Mr. SHRIVER. There are only seven regional offices proposed. As of today they are staffed with what one might call the nucleus or the skeleton staff rather than with the top regional officer in any one of those seven. As a matter of fact, I think there is only one deputy which has been designated.

What is there, therefore, is a skeleton office where in most places we are still in space being loaned to us by the Post Office Department. Senator JAVITS. Your regional setup really, for all practical purposes, is nothing but staff agencies for Washington?

Mr. SHRIVER. We have some people of our own there. They are doing very good work.

Senator JAVITS. You mean people out of Washington?

Mr. SHRIVER. Well, people who have been here for a while and who have gone to the regions, not temporarily, however, they have gone there permanently.

Senator JAVITS. But you have not appointed a single regional director?

Mr. SHRIVER. That is right.

Senator JAVITS. Why the delay?

Mr. SHRIVER. Because we have had other things to do.

Senator JAVITS. You now feel that that rates the highest priority? Mr. SHRIVER. I think it is important but I think it is much more important to try to get people out of poverty than to appoint staff. Senator JAVITS. As a practical matter then, almost everything of an executive character has to be done directly with Washington?

Mr. SHRIVER. I would not quite say that because a great deal of work is done at the local level and programs are now coming to us and have been for the last 60 days, pretty well finished at the regional office level.

Senator JAVITS. It is my understanding that that only applies to smaller cities and that the really heavy work that the regional offices might ultimately do is not being done.

Mr. SHRIVER. I don't think that is universally so. The Rochester plan was handled pretty much through the regional office with headquarters in New York.

The program of Indianapolis came pretty heavily through the Chicago regional office for the Middle West. Similar instances could be cited from other places.
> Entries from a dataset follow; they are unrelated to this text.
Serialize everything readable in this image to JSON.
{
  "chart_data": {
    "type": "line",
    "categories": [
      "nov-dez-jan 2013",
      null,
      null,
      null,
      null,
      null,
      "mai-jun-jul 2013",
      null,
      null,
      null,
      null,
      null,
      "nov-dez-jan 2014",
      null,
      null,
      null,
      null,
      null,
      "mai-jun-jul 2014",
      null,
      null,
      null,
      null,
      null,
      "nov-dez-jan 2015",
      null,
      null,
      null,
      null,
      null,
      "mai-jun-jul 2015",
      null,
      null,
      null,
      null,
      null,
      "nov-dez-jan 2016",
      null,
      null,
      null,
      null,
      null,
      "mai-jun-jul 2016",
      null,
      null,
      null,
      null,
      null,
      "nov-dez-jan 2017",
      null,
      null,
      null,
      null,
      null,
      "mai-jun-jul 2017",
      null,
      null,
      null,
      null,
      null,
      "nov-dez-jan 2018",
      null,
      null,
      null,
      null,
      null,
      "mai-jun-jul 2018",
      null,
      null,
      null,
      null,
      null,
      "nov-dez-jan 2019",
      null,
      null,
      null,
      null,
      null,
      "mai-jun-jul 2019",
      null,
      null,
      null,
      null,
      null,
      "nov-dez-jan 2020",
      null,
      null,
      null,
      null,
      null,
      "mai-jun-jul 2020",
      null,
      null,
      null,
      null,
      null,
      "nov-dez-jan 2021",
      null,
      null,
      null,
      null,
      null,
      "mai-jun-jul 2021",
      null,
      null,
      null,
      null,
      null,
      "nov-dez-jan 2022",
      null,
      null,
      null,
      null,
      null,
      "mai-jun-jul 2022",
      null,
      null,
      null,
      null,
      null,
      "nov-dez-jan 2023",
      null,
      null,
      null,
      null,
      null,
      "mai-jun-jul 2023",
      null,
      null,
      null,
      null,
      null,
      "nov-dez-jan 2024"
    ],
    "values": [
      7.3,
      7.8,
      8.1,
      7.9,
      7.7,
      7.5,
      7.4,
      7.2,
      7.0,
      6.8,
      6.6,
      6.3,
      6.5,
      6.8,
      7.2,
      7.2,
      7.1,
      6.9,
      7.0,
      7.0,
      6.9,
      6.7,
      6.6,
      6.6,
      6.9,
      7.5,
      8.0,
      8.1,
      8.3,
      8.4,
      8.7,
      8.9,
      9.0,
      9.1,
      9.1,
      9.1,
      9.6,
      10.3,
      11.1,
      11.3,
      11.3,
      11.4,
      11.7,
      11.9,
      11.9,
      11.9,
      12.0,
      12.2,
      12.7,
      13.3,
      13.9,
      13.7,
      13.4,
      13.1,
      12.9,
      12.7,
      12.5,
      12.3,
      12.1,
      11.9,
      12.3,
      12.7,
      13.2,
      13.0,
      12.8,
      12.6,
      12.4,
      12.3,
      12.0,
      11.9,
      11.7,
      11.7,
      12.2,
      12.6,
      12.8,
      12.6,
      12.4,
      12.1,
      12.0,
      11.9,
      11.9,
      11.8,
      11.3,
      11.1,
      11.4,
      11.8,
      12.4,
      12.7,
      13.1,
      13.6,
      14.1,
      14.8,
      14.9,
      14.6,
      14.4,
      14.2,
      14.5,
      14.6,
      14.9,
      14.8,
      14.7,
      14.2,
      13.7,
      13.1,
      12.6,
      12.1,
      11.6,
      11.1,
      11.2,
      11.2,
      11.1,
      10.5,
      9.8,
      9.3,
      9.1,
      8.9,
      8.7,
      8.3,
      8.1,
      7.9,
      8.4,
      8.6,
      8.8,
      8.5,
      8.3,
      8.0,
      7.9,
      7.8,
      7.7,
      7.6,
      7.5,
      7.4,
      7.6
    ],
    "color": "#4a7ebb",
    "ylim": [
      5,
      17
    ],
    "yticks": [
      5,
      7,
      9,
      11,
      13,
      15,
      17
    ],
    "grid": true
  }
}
For example, the office in the Southeast which happens to have its headquarters in Atlanta has been extremely productive in terms of generating programs which come to use pretty well finished.

Senator JAVITS. I would suggest to you, Mr. Shriver, that it is not necessarily a diversion of effort for poverty to have a good deal of regional autonomy. That is just one suggestion from an old hand in the game. I am not finding any fault with you but I would strongly urge you to establish these regional offices. I think if they were established there would be a certain added measure of local confidence by the top city officials in dealing with the Regional Director. He would then have a certain amount of authority. You may find, too, he is very helpful to you since, as usually happens, such officers can be delegated a certain area of responsibility for programs below a certain amount, whatever that might be. I really believe it would be well worthwhile, especially in this kind of program, giving that some attention.

Mr. SHRIVER. Thank you.

Senator MCNAMARA. The hearing is adjourned until 10 o'clock tomorrow morning.

We are all through with you, Mr. Shriver.

Mr. SHRIVER. Thank you, Mr. Chairman.

(Whereupon, at 5:15 p.m. the subcommittee was recessed, to reconvene at 10 a.m. Tuesday, June 29, 1965.)